Meet the GP taking her surgery to the garden
"When I'm in the garden, I'm not Dr Taheri. I'm just Susan."
The NHS GP created the garden at the Bow Medical Practice, in Devon, in 2022 after she "recognised the benefits of gardening" and wanted to share them with her patients.
"Consulting rooms, clinical settings present so many barriers," Dr Taheri said.
"The joy of being in a garden is that I'm usually dressed somewhat less formally, often covered in mud or rain-soaked, and so we are automatically on a different footing."
Dr Taheri prescribes the garden to patients as a "therapeutic activity in a friendly and supportive setting" and said since 2022 about 100 patients had benefited.

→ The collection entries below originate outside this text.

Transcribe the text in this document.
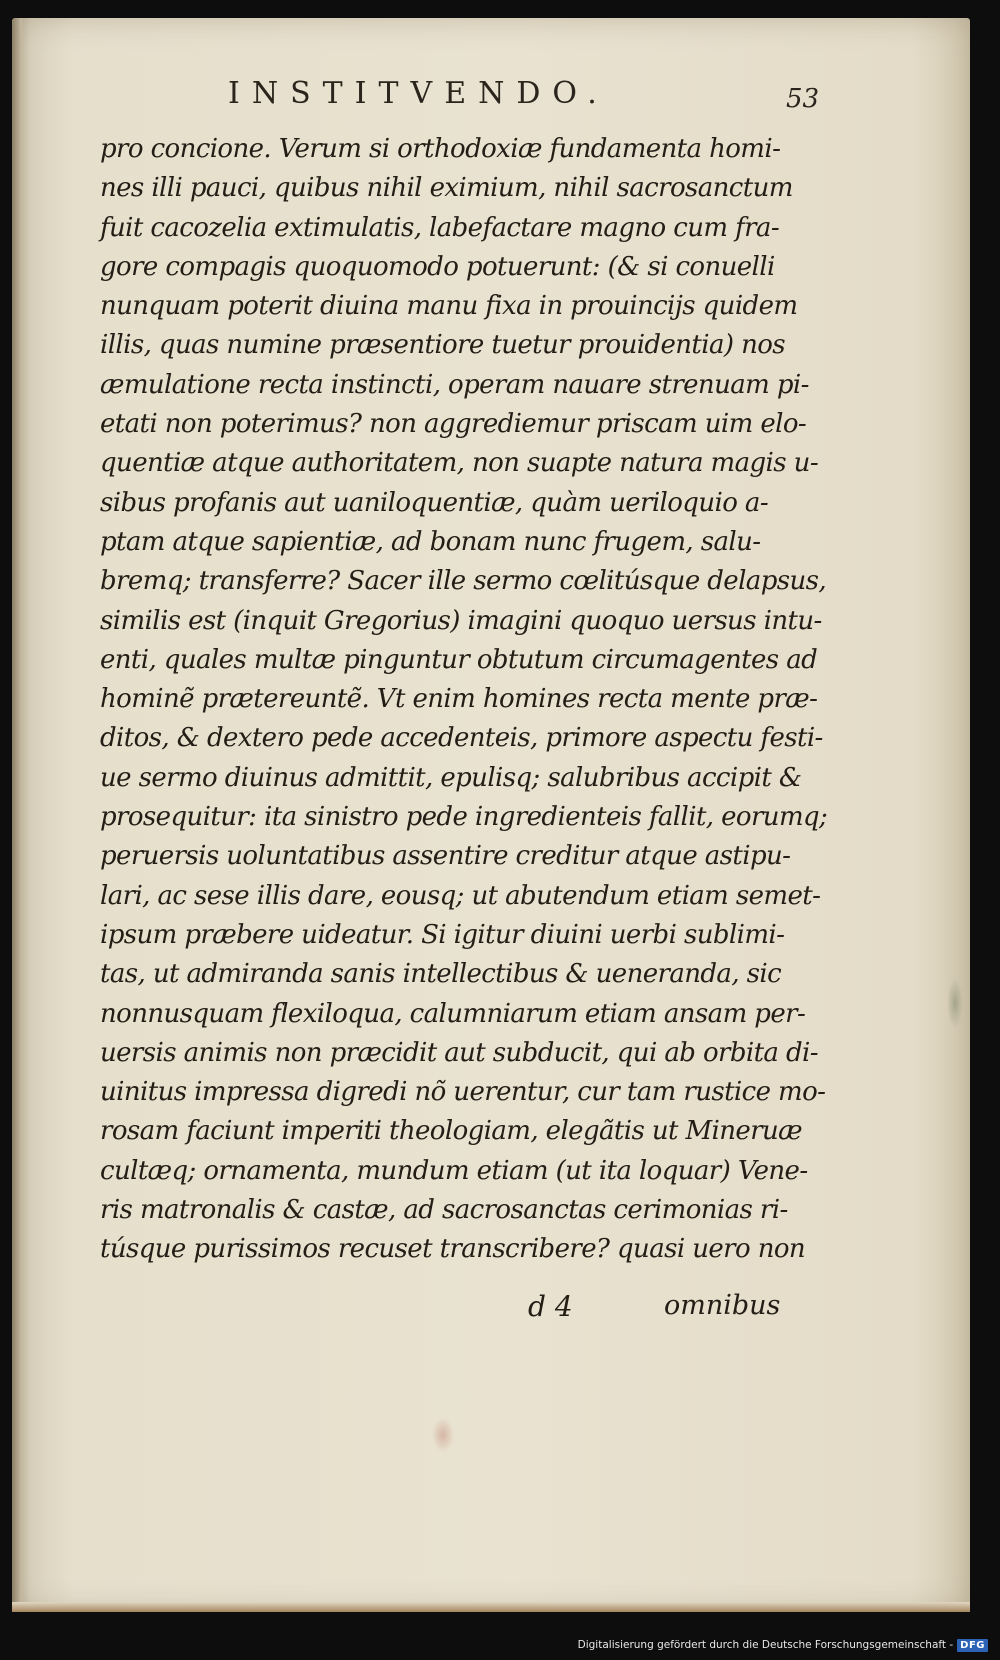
INSTITVENDO.	53
pro concione. Verum si orthodoxiæ fundamenta homi-
nes illi pauci, quibus nihil eximium, nihil sacrosanctum
fuit cacozelia extimulatis, labefactare magno cum fra-
gore compagis quoquomodo potuerunt: (& si conuelli
nunquam poterit diuina manu fixa in prouincijs quidem
illis, quas numine præsentiore tuetur prouidentia) nos
æmulatione recta instincti, operam nauare strenuam pi-
etati non poterimus? non aggrediemur priscam uim elo-
quentiæ atque authoritatem, non suapte natura magis u-
sibus profanis aut uaniloquentiæ, quàm ueriloquio a-
ptam atque sapientiæ, ad bonam nunc frugem, salu-
bremq; transferre? Sacer ille sermo cœlitúsque delapsus,
similis est (inquit Gregorius) imagini quoquo uersus intu-
enti, quales multæ pinguntur obtutum circumagentes ad
hominẽ prætereuntẽ. Vt enim homines recta mente præ-
ditos, & dextero pede accedenteis, primore aspectu festi-
ue sermo diuinus admittit, epulisq; salubribus accipit &
prosequitur: ita sinistro pede ingredienteis fallit, eorumq;
peruersis uoluntatibus assentire creditur atque astipu-
lari, ac sese illis dare, eousq; ut abutendum etiam semet-
ipsum præbere uideatur. Si igitur diuini uerbi sublimi-
tas, ut admiranda sanis intellectibus & ueneranda, sic
nonnusquam flexiloqua, calumniarum etiam ansam per-
uersis animis non præcidit aut subducit, qui ab orbita di-
uinitus impressa digredi nõ uerentur, cur tam rustice mo-
rosam faciunt imperiti theologiam, elegãtis ut Mineruæ
cultæq; ornamenta, mundum etiam (ut ita loquar) Vene-
ris matronalis & castæ, ad sacrosanctas cerimonias ri-
túsque purissimos recuset transcribere? quasi uero non
d 4	omnibus
Digitalisierung gefördert durch die Deutsche Forschungsgemeinschaft - DFG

"I see lots of conditions that the garden lends itself perfectly to... the issues around mental health, mental wellbeing, anxiety, low mood, particularly where individuals have become a little bit isolated or cut off," she said.
"I think of all the people who come to the garden I'm probably the biggest advocate because I just feel that I have benefited the most.
"At the time that I set up the garden or thought about setting up the garden, I was really at a turning point in my career."
She admitted feeling "probably a little bit burnt out" before she started using the garden.
"I felt very frustrated at being so far downstream from the kind of conditions that brought people in to see me and I just didn't feel I was helping as a doctor," she said.
"The garden has restored my love of medicine, my love of general practice and I feel that I'm practising what I preach, because gardening, and time in nature has always given me great solace and comfort."
Chris, a patient who was prescribed the garden, said: "I think I will always feel a bit anxious for different reasons, but it [the garden] has made me feel a lot better.
"It gets you out of the house and gives you a sense of belonging.
"When you talk to your doctor in the surgery, she's a doctor, and you don't let yourself go, [tell her] what you're feeling, whereas outside you can have a natter, you're mates."
Emma Fuell, the project's green social prescriber, said she had referrals from GPs, food banks, churches and people who self-referred so they could "spend time in the garden... if they are struggling".
Michael Robins, another patient, said: "It's a nice place to come to, because it gets you out of your mind, the outside world didn't exist.
"All your worries of life doesn't exist here.
"When I go home, my wife says I talk a lot more, I'm more confident and back to my old self when we first met.
"Nature has a great way of healing and showing you how to be."
He said the team behind the project were "lifesavers".